Slavemaster President : The Double Career of James Polk


James Polk was President of the United States from 1845 to 1849, a time when slavery began to dominate American politics. Polk's presidency coincided with the eruption of the territorial slavery issue, which within a few years would lead to the catastrophe of the Civil War. Polk himself owned substantial cotton plantations-- in Tennessee and later in Mississippi-- and some 50 slaves. Unlike many antebellum planters who portrayed their involvement with slavery as a historical burden bestowed onto them by their ancestors, Polk entered the slave business of his own volition, for reasons principally of financial self-interest. Drawing on previously unexplored records, Slavemaster President recreates the world of Polk's plantation and the personal histories of his slaves, in what is arguably the most careful and vivid account to date of how slavery functioned on a single cotton plantation.
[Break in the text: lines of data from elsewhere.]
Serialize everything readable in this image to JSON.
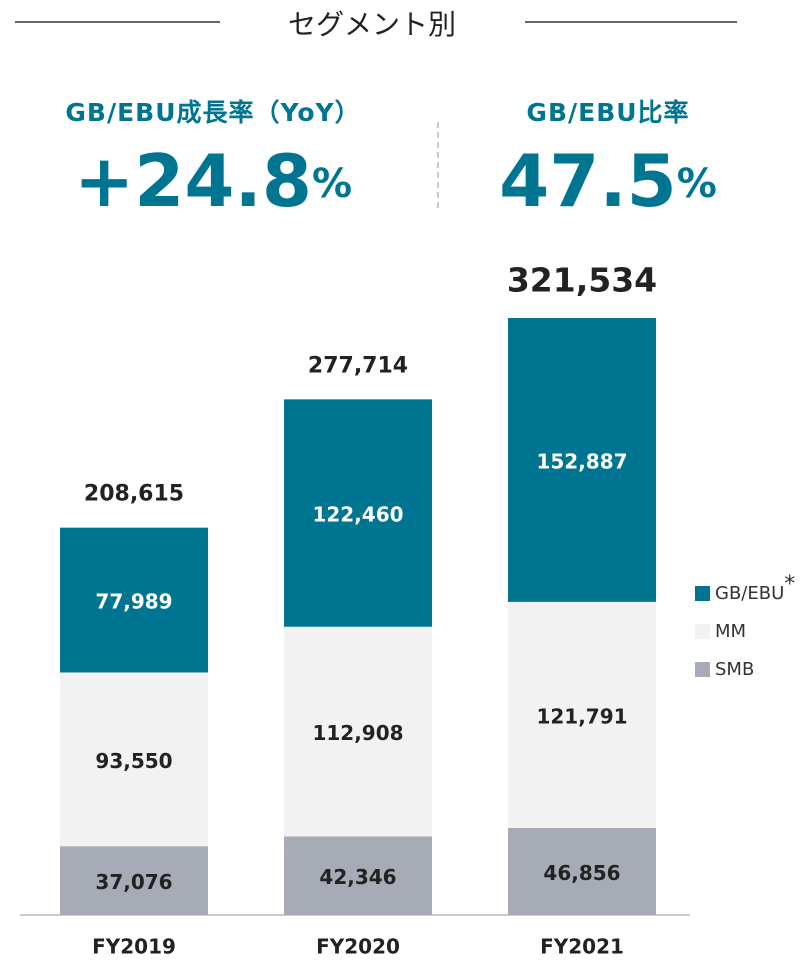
{
  "chart_data": {
    "type": "stacked_bar",
    "title": "セグメント別",
    "kpis": [
      {
        "label": "GB/EBU成長率（YoY）",
        "value": "+24.8",
        "unit": "%"
      },
      {
        "label": "GB/EBU比率",
        "value": "47.5",
        "unit": "%"
      }
    ],
    "categories": [
      "FY2019",
      "FY2020",
      "FY2021"
    ],
    "series": [
      {
        "name": "SMB",
        "color": "#a7abb6",
        "values": [
          37076,
          42346,
          46856
        ],
        "value_labels": [
          "37,076",
          "42,346",
          "46,856"
        ]
      },
      {
        "name": "MM",
        "color": "#f2f2f2",
        "values": [
          93550,
          112908,
          121791
        ],
        "value_labels": [
          "93,550",
          "112,908",
          "121,791"
        ]
      },
      {
        "name": "GB/EBU",
        "marker": "*",
        "color": "#007591",
        "values": [
          77989,
          122460,
          152887
        ],
        "value_labels": [
          "77,989",
          "122,460",
          "152,887"
        ]
      }
    ],
    "totals": [
      208615,
      277714,
      321534
    ],
    "total_labels": [
      "208,615",
      "277,714",
      "321,534"
    ]
  }
}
Life at the Polk estate was brutal and often short. Fewer than one in two slave children lived to the age of fifteen, a child mortality rate even higher than that on the average plantation. A steady stream of slaves temporarily fled the plantation throughout Polk's tenure as absentee slavemaster. Yet Polk was in some respects an enlightened owner, instituting an unusual incentive plan for his slaves and granting extensive privileges to his most favored slave. Startlingly, Dusinberre shows how Polk sought to hide from public knowledge the fact that, while he was president, he was secretly buying as many slaves as his plantation revenues permitted. Shortly before his sudden death from cholera, the president quietly drafted a new will, in which he expressed the hope that his slaves might be freed--but only after he and his wife were both dead. The very next day, he authorized the purchase, in strictest secrecy, of six more very young slaves. By contrast with Senator John C. Calhoun, President Polk has been seen as a moderate Southern Democratic leader. But Dusinberre suggests that the president's political stance toward slavery-- influenced as it was by his deep personal involvement in the plantation system-- may actually have helped precipitate the Civil War that Polk sought to avoid.